Bosnia’s polls closed in a contest between entrenched nationalists and economy-focused reformists.
Election authorities said 35 percent of nearly 3.4 million people eligible to vote turned out on Sunday to cast their ballots by 3pm (13:00 GMT) with the first official results expected in the coming hours.
Despite reports of irregularities and the detention of some people over ballot fraud, officials said the vote proceeded in a satisfactory manner.
Bosnia is going through its worst political crisis since the end of its war in the 1990s, prompted by separatist policies of the Serb leadership and threats of blockades by Bosnian Croats.
Voters cast ballots for the three members of Bosnia’s tripartite presidency, members of parliament, and the president of the country’s Republika Srpska.
Some 90 political parties have fielded their candidates with another 17 candidates running as independents.
Nearly three decades after war ravaged the Balkan country, Bosnia continues to be burdened by its ethnic divisions.

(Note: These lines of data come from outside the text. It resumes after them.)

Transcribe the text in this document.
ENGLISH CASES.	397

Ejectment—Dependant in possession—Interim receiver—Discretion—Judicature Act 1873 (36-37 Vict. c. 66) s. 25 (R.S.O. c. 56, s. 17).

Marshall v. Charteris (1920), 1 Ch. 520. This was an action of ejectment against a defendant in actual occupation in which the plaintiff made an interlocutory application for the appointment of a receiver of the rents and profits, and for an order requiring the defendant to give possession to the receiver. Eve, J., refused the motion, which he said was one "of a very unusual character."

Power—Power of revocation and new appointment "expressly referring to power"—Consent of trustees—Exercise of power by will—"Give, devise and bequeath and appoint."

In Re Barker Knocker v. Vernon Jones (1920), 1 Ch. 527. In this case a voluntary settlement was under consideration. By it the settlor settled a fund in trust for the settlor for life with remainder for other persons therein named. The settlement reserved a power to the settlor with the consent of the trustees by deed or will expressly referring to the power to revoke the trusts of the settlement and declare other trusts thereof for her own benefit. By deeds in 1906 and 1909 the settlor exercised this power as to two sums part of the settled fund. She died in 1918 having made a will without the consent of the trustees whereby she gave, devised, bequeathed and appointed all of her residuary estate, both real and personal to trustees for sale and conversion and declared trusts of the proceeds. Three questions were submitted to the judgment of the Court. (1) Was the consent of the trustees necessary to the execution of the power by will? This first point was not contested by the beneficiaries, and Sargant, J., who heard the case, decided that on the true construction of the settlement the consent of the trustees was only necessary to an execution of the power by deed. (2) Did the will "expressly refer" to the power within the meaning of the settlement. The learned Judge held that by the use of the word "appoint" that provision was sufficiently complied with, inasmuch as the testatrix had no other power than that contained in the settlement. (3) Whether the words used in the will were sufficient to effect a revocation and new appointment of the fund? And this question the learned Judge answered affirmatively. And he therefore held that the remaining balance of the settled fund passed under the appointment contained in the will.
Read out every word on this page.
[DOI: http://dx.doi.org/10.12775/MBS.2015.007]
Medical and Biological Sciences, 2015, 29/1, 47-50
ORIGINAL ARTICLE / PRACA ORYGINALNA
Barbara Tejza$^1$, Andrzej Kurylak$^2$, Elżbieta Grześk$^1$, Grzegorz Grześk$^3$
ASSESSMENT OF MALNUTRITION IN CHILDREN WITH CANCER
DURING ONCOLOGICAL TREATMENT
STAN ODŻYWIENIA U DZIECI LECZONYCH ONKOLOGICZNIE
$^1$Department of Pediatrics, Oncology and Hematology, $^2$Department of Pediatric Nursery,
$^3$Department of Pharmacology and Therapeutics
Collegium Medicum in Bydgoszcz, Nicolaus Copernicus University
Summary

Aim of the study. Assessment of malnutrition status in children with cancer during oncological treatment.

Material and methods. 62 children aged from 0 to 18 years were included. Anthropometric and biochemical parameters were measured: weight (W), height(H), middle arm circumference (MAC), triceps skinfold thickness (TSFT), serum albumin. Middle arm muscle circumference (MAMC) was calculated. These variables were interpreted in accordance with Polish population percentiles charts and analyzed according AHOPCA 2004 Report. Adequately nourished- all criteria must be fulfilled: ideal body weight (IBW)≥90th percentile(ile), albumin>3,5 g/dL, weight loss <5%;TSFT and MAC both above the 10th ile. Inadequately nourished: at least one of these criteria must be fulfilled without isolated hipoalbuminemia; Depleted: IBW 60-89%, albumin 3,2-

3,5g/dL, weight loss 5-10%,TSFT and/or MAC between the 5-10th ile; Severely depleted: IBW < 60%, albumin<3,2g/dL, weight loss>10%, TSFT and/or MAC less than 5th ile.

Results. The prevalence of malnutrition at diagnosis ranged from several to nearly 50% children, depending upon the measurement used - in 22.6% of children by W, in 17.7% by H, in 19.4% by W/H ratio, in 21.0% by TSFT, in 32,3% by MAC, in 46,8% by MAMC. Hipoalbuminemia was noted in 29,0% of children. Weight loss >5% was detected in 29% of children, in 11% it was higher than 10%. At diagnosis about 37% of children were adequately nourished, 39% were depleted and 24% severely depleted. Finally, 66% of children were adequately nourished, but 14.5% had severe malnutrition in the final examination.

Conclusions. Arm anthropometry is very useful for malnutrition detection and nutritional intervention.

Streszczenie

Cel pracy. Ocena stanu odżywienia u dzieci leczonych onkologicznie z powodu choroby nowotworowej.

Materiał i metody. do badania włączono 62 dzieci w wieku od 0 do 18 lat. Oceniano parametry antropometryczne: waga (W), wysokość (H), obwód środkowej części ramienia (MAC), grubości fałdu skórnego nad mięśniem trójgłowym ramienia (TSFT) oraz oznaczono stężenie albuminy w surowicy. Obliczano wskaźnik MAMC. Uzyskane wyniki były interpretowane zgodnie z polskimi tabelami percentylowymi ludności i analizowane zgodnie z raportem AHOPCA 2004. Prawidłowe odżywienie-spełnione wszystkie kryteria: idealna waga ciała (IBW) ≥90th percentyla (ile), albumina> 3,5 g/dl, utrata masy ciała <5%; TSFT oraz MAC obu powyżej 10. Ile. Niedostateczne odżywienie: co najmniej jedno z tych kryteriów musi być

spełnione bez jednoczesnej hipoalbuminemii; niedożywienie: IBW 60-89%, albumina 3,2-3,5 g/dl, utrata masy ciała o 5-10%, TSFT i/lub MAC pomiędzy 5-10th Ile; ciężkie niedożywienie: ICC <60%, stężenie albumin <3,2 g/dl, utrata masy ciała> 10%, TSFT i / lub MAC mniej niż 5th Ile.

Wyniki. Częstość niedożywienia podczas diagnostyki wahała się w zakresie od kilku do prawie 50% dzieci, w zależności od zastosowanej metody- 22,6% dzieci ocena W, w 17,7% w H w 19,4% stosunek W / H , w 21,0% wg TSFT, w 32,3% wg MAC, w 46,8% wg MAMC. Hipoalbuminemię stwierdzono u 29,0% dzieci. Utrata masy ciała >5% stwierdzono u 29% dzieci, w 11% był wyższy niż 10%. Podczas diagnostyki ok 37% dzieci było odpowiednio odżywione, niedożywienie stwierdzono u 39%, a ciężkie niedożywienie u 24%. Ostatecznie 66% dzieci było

It has been governed by a dysfunctional administrative system created by the 1995 Dayton Agreement that succeeded in ending the conflict in the 1990s but has largely failed in providing a framework for the country’s political development.
The peace agreement divided the country into two highly independent governing entities: the Republika Srpska – which has a predominantly Serb population – and the Federation of Bosnia and Herzegovina, which is shared by Bosniaks and Croats.
The two entities have broad autonomy but are linked by shared national institutions. All countrywide actions require consensus from all three ethnic groups.
In the war’s wake, ethnic political parties have long exploited the country’s divisions in a bid to maintain power.
“People are not being represented equally and our democracy and our sovereignty is always being challenged by the others,” Ena Porca, a first-time voter told Al Jazeera.